DeleteBut maybe there is something fundamentally wrong with how box score stats are kept. Maybe the new model would be much improved. All shots aren't equal. It could be that a model like PER or Wins Produced could be made a whole let better if the box score stats were changed. But think back to blocked shots. Not only does it matter if you gain possession afterwards, but also where the blocked shot is, who you're blocking and what the shot clock is at, not to mention the intimidation you bring to the paint.

I think you could make an interesting model with different box score stats, but what +/- is trying to track is ultimately what you're looking for. It's about the result on the scoreboard.

"Even with an 82 game schedule and 48 minutes a game, there is not enough information to diminish the margin of error from roughly five points. For reference, these five points are over the course of a typical game, and it would separate the previous champions the Dallas Mavericks from teams that couldn't even get into the playoffs. "

ReplyDelete"If Wins Produced is a truly faultless method like the authors pretend in their articles (never mentioning that *gasp* the formula could have flaws), then it should more highly correlate to something as comprehensive as +/-."

Wait. What? No. If +/- is as unreliable and noisy as it obviously is, then it is in fact useless to use as a point of comparison. Yet, as I roam the internet looking for analyses of models, this is the point of comparison I keep finding.

I was really hoping for a valid critique, but I didn't find one. You just seem put off by the "arrogance" of the authors. Well ... so?

-Whether or not a model conforms to your expectations is also not a useful criticism. Whether or not it produces useful results is what matters. I would HOPE that a useful model would produce novel insight.

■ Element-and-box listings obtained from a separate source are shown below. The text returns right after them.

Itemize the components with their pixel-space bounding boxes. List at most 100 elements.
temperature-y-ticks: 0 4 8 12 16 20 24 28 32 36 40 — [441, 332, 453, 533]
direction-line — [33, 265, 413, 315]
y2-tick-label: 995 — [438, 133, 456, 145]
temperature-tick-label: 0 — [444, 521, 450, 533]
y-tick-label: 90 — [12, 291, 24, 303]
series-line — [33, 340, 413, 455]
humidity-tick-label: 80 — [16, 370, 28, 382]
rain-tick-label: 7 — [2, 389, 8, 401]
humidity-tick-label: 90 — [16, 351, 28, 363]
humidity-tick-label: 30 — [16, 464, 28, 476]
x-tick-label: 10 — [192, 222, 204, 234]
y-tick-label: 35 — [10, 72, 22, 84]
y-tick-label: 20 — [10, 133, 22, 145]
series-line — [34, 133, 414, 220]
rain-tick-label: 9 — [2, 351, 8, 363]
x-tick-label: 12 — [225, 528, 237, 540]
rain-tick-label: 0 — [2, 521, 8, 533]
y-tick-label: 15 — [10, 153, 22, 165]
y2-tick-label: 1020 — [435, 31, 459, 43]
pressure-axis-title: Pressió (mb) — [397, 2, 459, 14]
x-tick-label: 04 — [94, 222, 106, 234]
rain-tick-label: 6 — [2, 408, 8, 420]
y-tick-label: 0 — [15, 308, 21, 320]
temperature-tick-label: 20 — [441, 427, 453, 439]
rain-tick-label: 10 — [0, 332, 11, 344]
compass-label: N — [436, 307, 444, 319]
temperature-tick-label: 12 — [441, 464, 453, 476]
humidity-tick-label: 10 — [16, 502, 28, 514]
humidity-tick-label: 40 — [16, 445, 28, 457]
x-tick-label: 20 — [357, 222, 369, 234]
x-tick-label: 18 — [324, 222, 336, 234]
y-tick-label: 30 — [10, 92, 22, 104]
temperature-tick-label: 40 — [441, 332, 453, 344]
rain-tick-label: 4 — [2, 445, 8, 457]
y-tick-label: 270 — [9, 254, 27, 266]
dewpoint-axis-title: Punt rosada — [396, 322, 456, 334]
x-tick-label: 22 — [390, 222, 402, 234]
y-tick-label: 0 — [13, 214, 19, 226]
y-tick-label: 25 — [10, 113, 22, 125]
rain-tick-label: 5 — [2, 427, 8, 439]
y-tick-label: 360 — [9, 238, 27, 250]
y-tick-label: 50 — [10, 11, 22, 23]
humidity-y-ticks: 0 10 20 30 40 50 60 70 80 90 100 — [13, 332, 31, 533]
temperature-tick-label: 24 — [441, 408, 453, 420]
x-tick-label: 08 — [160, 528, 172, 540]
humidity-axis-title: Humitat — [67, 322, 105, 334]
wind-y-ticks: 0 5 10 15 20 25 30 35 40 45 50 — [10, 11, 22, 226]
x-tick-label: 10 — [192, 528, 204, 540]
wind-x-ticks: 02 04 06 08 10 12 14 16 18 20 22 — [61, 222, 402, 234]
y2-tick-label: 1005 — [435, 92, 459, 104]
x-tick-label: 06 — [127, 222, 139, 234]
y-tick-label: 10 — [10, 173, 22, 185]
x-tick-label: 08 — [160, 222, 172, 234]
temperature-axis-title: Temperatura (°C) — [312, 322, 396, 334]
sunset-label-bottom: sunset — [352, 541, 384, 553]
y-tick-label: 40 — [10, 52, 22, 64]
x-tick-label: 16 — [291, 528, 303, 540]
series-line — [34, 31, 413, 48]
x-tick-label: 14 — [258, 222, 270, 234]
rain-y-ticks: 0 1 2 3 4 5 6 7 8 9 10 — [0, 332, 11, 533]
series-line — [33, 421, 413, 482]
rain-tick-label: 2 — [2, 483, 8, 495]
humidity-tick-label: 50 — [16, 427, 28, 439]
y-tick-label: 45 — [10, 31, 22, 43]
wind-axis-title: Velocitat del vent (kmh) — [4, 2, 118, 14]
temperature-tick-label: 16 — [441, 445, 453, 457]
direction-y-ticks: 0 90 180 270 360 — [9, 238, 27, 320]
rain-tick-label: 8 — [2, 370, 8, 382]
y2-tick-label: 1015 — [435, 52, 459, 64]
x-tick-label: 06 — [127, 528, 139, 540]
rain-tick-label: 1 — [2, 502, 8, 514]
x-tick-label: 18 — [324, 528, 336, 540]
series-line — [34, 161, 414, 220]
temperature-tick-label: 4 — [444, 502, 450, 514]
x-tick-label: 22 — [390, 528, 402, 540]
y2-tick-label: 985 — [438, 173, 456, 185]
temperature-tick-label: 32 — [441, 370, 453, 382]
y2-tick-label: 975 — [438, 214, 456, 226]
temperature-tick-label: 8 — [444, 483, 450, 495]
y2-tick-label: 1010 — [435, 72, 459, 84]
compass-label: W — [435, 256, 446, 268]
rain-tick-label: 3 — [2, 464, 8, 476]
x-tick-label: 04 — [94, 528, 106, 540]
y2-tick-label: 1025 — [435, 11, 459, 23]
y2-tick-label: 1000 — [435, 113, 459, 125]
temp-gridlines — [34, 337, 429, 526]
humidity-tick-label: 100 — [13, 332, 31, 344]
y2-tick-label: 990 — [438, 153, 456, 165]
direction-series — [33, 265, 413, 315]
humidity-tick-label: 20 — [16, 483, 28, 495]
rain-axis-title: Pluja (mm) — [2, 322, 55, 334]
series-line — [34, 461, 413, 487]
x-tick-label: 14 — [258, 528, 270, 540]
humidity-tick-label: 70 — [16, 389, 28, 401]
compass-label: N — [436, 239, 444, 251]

-Rather than observe that you don't think it is fair to "pin" inefficiencies on particular players, why not be willing to check your assumptions and test it. It seems logical to me that efficiency would be closely tied player effectiveness. I may watch a game and come away believing that the 30% shooting or 6 TOs hide the fact that Melo "won" the game for us, but the scientist in me knows darn well that isn't a reliable method of evaluation. Box score stats may miss quite a bit. But does that mean that they don't reflect true productivity, especially as sample sizes grow? It seems to me that the exceptions in question are likely of a smaller scale than the acknowledged randomness of Adj+/-, The latter, you quickly gloss over and return to as your baseline stat for comparison. Yet the former you find reason to invalidate a model.

-What does "advanced" have to do with "simple" and what possible bearing does it have on effectiveness? Simplicity is to be striven for. Needless complexity tends to be showmanship or obfuscation.